In subjects with type 2 diabetes in whom an impaired response to an endothelial-dependent vasodilator has been characterized, the populations have also been at least moderately obese. Obesity has been characterized as an independent predictor of endothelial dysfunction in nondiabetic subjects. We hypothesized that in normotensive subjects with type 2 diabetes compared with age-matched control subjects, 1) endothelium-dependent vasodilation, as demonstrated by the forearm blood flow (FABF) response to intraarterial acetylcholine, would be decreased; 2) endothelium-independent vasodilation, as demonstrated by the FABF response to intraarterial nitroprusside, would be similar; 3) the degree of insulin resistance, as measured by the insulin sensitivity index (SI), would predict greater impairment in the FABF response to acetylcholine; and 4) these relationships would be independent of obesity. We measured FABF by venous occlusion plethysmography during brachial arterial infusions of the endothelium-dependent vasodilator acetylcholine and the endothelium-independent vasodilator nitroprusside in 20 control and 17 subjects with type 2 diabetes. We measured SI using the frequently sampled i.v. glucose tolerance test. Among the diabetic relative to the control subjects we identified a decrease in the acetylcholine-mediated percent increase in FABF (P = 0.02). Using the absolute FABF response to acetylcholine and including adjustments for body mass index and other covariates, the overall group difference remained and was noted to be greatest in those subjects who had lower baseline FABFs. In contrast, no significant difference in the nitroprusside-mediated increase in the percent change FABF was identified between groups (P = 0.30). Finally, the degree of insulin resistance, as measured by SI, did not independently predict greater impairment of the FABF response to acetylcholine. This study is the first to identify specific endothelial cell dysfunction that remains significant after adjustment for obesity in a population of normotensive subjects with type 2 diabetes.
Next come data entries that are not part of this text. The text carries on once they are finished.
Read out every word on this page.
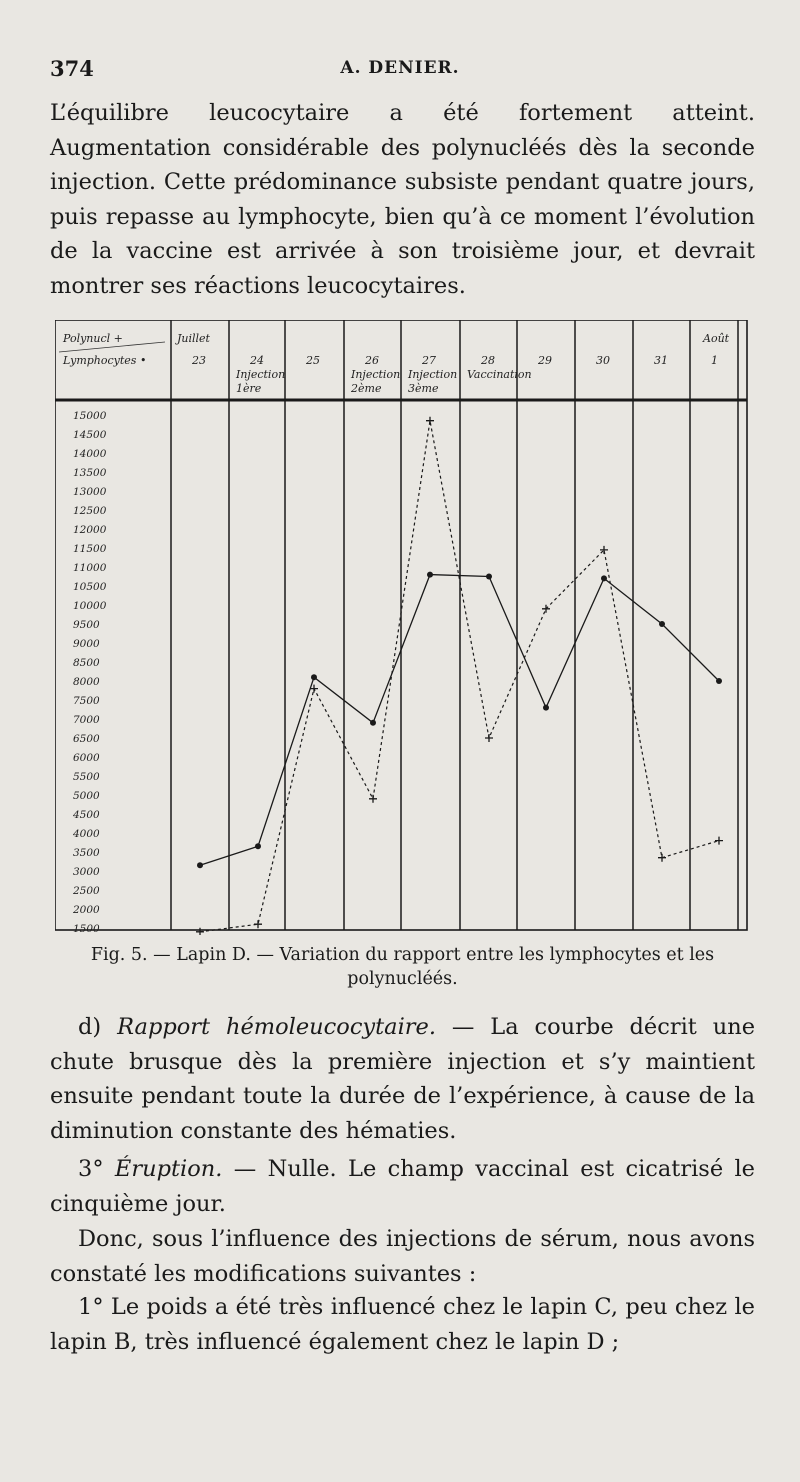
374	A. DENIER.

L’équilibre leucocytaire a été fortement atteint. Augmentation considérable des polynucléés dès la seconde injection. Cette prédominance subsiste pendant quatre jours, puis repasse au lymphocyte, bien qu’à ce moment l’évolution de la vaccine est arrivée à son troisième jour, et devrait montrer ses réactions leucocytaires.

Polynucl +
Lymphocytes •
Juillet	Août
23	24
Injection
1ère
25	26
Injection
2ème
27
Injection
3ème
28
Vaccination
29	30	31	1
15000
14500
14000
13500
13000
12500
12000
11500
11000
10500
10000
9500
9000
8500
8000
7500
7000
6500
6000
5500
5000
4500
4000
3500
3000
2500
2000
1500
Fig. 5. — Lapin D. — Variation du rapport entre les lymphocytes et les polynucléés.

d) Rapport hémoleucocytaire. — La courbe décrit une chute brusque dès la première injection et s’y maintient ensuite pendant toute la durée de l’expérience, à cause de la diminution constante des hématies.

3° Éruption. — Nulle. Le champ vaccinal est cicatrisé le cinquième jour.

Donc, sous l’influence des injections de sérum, nous avons constaté les modifications suivantes :

1° Le poids a été très influencé chez le lapin C, peu chez le lapin B, très influencé également chez le lapin D ;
在已被证实存在内皮依赖性血管舒张反应受损的2型糖尿病患者中,这些人群也至少为中度肥胖。肥胖已被视为非糖尿病患者内皮功能障碍的独立预测因素。我们推测,与年龄匹配的对照受试者相比,在血压正常的2型糖尿病患者中,1)通过前臂血流量(FABF)对动脉内乙酰胆碱的反应所证明的内皮依赖性血管舒张会降低;2)通过FABF对动脉内硝普钠的反应所证明的非内皮依赖性血管舒张会相似;3)通过胰岛素敏感性指数(SI)测量的胰岛素抵抗程度将预示对乙酰胆碱的FABF反应有更大损害;4)这些关系将独立于肥胖。我们在20名对照受试者和17名2型糖尿病受试者中,通过静脉闭塞体积描记法在肱动脉输注内皮依赖性血管舒张剂乙酰胆碱和非内皮依赖性血管舒张剂硝普钠期间测量FABF。我们使用频繁采样的静脉葡萄糖耐量试验测量SI。与对照受试者相比,糖尿病患者中乙酰胆碱介导的FABF百分比增加有所降低(P = 0.02)。使用对乙酰胆碱的绝对FABF反应并纳入体重指数和其他协变量的调整后,总体组间差异仍然存在,并且在基线FABF较低的受试者中最为明显。相比之下,两组之间硝普钠介导的FABF百分比变化增加没有显著差异(P = 0.30)。最后,通过SI测量的胰岛素抵抗程度并不能独立预测对乙酰胆碱的FABF反应有更大损害。本研究首次在血压正常的2型糖尿病患者人群中发现,在对肥胖进行调整后,特定的内皮细胞功能障碍仍然显著。